The Draft Law also addresses the issue of direct marketing, stating that before engaging in this activity, organisations must:

• obtain a licence from the PDPC; and
• obtain the prior consent of individuals.

In addition, the content of all direct marketing messages must clearly state the identity of the organisation sending the message and provide a clear opt-out mechanism. 

Sanctions

The financial remedies and sanctions available to the PDPC and/or aggrieved individuals in Egypt are comparatively low under the Draft Law when compared to, for example, the GDPR. Under the Draft Law fines may be imposed up to a maximum of EGP2 million (approx. US$124,000) versus the higher of approx. US$22.5 million or 4% of global turnover under the GDPR).

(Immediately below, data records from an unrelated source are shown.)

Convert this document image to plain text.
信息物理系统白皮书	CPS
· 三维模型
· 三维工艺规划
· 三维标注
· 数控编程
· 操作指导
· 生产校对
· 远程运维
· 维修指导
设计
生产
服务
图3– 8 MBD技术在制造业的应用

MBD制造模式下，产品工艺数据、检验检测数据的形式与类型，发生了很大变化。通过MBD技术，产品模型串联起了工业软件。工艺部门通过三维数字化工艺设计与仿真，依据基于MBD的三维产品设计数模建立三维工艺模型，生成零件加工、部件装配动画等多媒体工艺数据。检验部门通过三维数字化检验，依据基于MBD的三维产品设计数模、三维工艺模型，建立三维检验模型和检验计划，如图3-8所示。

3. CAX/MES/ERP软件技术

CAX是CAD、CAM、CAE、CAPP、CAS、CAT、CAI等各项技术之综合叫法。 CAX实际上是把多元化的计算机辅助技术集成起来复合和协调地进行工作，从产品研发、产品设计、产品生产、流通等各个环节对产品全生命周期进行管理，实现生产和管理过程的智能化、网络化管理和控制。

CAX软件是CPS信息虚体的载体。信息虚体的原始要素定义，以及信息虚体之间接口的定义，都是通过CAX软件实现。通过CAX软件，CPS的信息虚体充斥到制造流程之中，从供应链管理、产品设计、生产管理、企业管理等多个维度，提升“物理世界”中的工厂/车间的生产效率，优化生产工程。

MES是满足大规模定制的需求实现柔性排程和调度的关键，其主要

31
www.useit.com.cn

Notwithstanding this however, the possibility of imprisonment for breaches of the Draft Law arguably still gives the Draft Law real ‘teeth’. Interestingly, the Draft Law also specifically allows for reconciliations or settlements outside of court with the aggrieved individual(s) and/or the PDPC.

The PDPC is also empowered to issue warnings for instances of non-compliance and to suspend or revoke any license or permit previously issued to the offending controller or processor.